Tweeëntachtig is hij ondertussen, maar Toots Thielemans heeft iets tijdloos over zich, iets onvergankelijks. Wat niet betekent dat hij niet zou meegaan met zijn tijd. “In mijn Ipod (mp3-speler) heb ik de meest uiteenlopende muziek opgeslagen, want ik wil op de hoogte blijven van de nieuwste tendensen. Norah Jones bijvoorbeeld vind ik fantastisch. Veel jazzpuristen doen wat smalend over haar maar voor mij is zij een beautiful American mix. Ze heeft een gevoel voor blues en is funky. Ik hou ook van Cassandra Wilson, waarmee ik onlangs nog samenspeelde, en Fred Hersch. Die Amerikaanse cocktail met invloeden uit alle windstreken boeit me. Zelf ben ik ook nen echte salade mixte, hé! Het Engels van New York is evengoed mijn taal geworden als het Vlaams of het Frans.”

“Vroeger schreef ik mijn ideeën op in een notaboekje, maar met mijn Ipod kan ik ook deuntjes opnemen die me te binnen schieten, als een geheugensteuntje. Niet dat mijn geheugen me in de steek laat, hoor. Ik herinner me de melodieën die ik vijftig jaar geleden speelde nog goed. Die staan nog altijd op mijn harde schijf, hier in mijn hoofd. Maar met namen heb ik soms meer moeite: wat is de titel van dat nummer ook weer, of hoe heette die trompettist waarmee ik in het orkest van Benny Goodman speelde?”

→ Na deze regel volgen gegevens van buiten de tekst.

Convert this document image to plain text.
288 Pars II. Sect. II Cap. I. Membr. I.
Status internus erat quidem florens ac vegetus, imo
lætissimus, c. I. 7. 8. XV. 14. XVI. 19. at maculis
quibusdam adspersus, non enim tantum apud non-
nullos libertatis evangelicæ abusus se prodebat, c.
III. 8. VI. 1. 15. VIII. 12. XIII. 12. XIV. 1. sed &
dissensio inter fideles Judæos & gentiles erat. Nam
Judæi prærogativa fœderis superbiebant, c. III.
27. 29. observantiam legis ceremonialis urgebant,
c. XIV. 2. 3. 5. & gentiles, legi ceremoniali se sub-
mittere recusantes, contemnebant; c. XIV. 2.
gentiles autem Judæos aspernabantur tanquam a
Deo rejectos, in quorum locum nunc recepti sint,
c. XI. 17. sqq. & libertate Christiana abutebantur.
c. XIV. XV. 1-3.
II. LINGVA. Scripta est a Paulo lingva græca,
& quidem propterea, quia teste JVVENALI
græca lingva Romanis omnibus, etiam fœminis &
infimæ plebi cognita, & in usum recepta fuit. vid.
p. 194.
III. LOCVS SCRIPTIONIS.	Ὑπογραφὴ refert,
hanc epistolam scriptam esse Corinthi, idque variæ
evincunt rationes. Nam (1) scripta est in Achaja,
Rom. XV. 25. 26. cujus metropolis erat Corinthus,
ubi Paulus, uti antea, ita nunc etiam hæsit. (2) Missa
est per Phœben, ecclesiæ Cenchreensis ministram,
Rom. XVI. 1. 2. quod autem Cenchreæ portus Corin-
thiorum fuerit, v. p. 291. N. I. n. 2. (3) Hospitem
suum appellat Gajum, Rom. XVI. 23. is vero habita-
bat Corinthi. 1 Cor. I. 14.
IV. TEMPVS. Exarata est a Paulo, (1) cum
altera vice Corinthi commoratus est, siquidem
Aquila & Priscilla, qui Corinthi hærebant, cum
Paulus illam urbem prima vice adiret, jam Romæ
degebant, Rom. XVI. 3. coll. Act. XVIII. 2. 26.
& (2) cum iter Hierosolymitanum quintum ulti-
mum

“Amerika heeft me veel gegeven”

Toots verdeelt al jaren zijn tijd tussen New York en België. ” I love America. Ik hou me niet bezig met politiek, maar dat land heeft me veel gegeven. Ik ben in België beginnen spelen, maar in de States is het allemaal begonnen voor mij. Kun je je dat voorstellen: ik was nog maar een jaar in New York en ik mocht al meespelen met mannen als Charlie ‘Bird’ Parker en Miles Davis, mijn grote idolen. Dat was in de jaren vijftig, de tijd van het bruisende 52th street met de ene jazzclub naast de andere.”

Eén van zijn beste vrienden onder de muzikanten was Quincy Jones. “Ik ben een ketje , nen echten Brusseleir, maar mijn moederke was van Antwerpen en Quincy zei me altijd: ‘Toots, you’re not from Antwerp, you’re from Mississippi. Yo mama spoke through a brother’, waarmee hij schertsend wou aangeven dat mijn moeder iets met een zwarte moet gehad hebben. Want hoe kon ik anders zo’n zwarte sound hebben? Maar het is waar, ik reageer als een zwarte. De blue note zit in mijn bloed en ik ben blij dat ik dat heb meegekregen. Als de blues in de muziek zit, dan ontroert het mij. Ik voel me het best tussen een lach en een traan. Samenspelen met mensen die hetzelfde aanvoelen, schenkt het grootste genoegen. Met Bill Evans bijvoorbeeld, een ook met Jaco Pastorius, dat was misschien wel de strafste van allemaal. Ik ben geen echte componist maar probeer de woordenschat van de jazz en mijn bluesgevoel via de mondharmonica uit te drukken en zo iets toe te voegen aan de muziek. Je kunt het vergelijken met specerijen. In de keuken heb je zout en peper om een gerecht te kruiden, muzikaal kan je dat doen met een vleugje Toots.”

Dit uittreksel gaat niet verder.